Солдат шагом подъехал к среднему фургону, наклонился в седле, приподнял полотно.

– Что в бочках?

– А что должно быть? Невольники? – съязвил Янник Брасс, рассевшись на козлах.

– Спрашиваю – что? Так отвечайте.

– Соленая рыба.

– А в тех вона ящиках? – Солдат подъехал к следующему возу, пнул по бортику.

– Подковы, – проворчал Паулье Дальберг. – А там, позади, буйволиные шкуры.

– Вижу, – махнул рукой десятник, чмокнул коню, поехал вперед, заглянул в фургон Ярпена.
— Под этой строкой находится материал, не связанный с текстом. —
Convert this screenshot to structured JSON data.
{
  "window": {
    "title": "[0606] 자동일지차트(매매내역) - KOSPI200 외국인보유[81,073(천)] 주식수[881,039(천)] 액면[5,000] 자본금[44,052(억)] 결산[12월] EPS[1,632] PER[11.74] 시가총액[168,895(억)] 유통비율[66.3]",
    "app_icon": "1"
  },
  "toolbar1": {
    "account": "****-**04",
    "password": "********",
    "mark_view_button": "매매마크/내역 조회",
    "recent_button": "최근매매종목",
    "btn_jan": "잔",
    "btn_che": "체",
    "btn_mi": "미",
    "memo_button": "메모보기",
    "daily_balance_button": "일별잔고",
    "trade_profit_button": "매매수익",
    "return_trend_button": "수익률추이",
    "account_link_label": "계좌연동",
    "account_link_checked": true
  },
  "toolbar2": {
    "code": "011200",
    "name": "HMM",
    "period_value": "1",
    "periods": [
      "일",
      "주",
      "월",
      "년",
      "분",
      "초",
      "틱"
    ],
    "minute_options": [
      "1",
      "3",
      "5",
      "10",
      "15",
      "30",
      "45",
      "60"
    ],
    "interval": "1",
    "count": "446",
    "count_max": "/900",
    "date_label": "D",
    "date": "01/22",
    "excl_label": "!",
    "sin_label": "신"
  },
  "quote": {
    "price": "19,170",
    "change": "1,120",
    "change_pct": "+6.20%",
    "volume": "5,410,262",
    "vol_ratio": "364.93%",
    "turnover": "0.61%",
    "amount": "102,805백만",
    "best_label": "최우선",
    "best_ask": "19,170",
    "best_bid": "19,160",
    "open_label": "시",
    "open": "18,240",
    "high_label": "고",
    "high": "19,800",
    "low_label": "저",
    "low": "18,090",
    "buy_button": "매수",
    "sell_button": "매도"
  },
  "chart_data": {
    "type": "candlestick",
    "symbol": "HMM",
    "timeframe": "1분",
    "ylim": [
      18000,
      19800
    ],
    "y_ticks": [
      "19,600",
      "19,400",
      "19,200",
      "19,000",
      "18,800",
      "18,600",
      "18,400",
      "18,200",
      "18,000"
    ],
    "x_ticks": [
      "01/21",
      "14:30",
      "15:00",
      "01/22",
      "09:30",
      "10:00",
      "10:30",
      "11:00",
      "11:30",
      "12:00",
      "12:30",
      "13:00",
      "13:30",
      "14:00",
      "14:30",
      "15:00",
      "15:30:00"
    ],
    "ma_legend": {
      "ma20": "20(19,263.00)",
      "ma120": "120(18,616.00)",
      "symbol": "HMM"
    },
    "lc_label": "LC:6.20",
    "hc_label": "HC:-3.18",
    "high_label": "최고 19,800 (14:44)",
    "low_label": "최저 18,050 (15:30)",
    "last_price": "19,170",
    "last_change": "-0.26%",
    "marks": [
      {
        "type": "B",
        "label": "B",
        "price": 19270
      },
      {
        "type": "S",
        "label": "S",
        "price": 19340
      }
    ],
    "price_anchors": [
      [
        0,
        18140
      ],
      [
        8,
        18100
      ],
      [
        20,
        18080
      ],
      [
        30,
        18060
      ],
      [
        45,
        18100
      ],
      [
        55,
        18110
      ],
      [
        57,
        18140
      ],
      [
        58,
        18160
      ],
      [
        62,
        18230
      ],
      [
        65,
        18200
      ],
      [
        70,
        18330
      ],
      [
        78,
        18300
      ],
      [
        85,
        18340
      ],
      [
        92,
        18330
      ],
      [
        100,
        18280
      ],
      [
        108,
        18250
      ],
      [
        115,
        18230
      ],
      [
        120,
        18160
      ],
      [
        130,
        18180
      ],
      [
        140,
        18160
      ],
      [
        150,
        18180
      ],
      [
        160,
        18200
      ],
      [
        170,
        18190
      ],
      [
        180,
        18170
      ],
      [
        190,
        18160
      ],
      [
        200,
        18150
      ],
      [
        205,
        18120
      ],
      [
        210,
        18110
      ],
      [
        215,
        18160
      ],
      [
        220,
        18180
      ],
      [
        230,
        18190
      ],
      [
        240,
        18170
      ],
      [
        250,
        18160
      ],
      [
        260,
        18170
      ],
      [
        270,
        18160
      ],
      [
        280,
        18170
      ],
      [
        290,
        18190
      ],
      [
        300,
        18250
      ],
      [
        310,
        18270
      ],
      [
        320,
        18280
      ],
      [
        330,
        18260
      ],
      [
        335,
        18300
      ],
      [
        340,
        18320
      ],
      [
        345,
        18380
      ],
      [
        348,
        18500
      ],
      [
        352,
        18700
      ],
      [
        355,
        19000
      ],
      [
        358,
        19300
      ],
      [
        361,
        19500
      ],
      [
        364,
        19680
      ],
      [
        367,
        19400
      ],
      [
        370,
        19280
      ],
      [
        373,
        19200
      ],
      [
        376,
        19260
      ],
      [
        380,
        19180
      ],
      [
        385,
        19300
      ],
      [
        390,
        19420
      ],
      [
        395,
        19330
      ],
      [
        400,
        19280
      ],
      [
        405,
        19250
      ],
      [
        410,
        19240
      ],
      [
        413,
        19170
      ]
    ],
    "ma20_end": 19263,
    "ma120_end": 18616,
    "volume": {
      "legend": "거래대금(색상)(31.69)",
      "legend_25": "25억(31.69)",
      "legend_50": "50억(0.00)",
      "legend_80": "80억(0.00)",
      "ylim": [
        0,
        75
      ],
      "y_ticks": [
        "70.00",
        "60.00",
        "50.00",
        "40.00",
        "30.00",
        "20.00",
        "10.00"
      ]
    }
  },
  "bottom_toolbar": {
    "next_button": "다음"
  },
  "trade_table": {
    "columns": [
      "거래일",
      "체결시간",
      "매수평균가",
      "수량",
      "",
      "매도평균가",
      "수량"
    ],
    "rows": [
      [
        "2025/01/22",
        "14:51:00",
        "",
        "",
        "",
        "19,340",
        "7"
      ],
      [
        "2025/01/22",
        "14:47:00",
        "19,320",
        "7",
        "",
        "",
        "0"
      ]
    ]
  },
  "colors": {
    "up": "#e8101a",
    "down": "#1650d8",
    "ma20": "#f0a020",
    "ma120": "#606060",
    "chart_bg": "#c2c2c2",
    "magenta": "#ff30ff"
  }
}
– А чтой-то там за баба лежит?

Трисс Меригольд слабо улыбнулась, приподнялась на локте, сделав рукой короткий сложный жест.

– Кто? Я? – тихонько спросила она. – Ты же меня вообще не видишь.

Солдат нервно заморгал, вздрогнул.

– Соленые рыбы, – убежденно сказал он, опуская полотно. – Порядок. А этот ребенок?

– Сушеные грибы, – сказала Цири, нахально глядя на него. Солдат замолк, замер с открытым ртом.

– Ну да? – спросил он минуту погодя. – Чего?

– Закончил осмотр, вояка? – холодно поинтересовался Венцк, подъезжая с другой стороны фургона. Солдат с трудом оторвал взгляд от зеленых глаз Цири.

– Закончил. Ехайте, веди вас Бог. Но поглядывайте. Два дни тому скотоели под корень вырезали конный разъезд у Барсучьего Яра. Сильная, большая была ихая бригада. Конечным делом, Барсучий Яр отседова далече. Только эльф по лесу прет шибчее ветра. Нам велено облаву замкнуть, да разве эльфа схватишь? Все едино что ветер в решето ловить…

– Ну, довольно, мы не любопытные, – нелюбезно прервал комиссар. – Время не ждет, у нас еще дальняя дорога.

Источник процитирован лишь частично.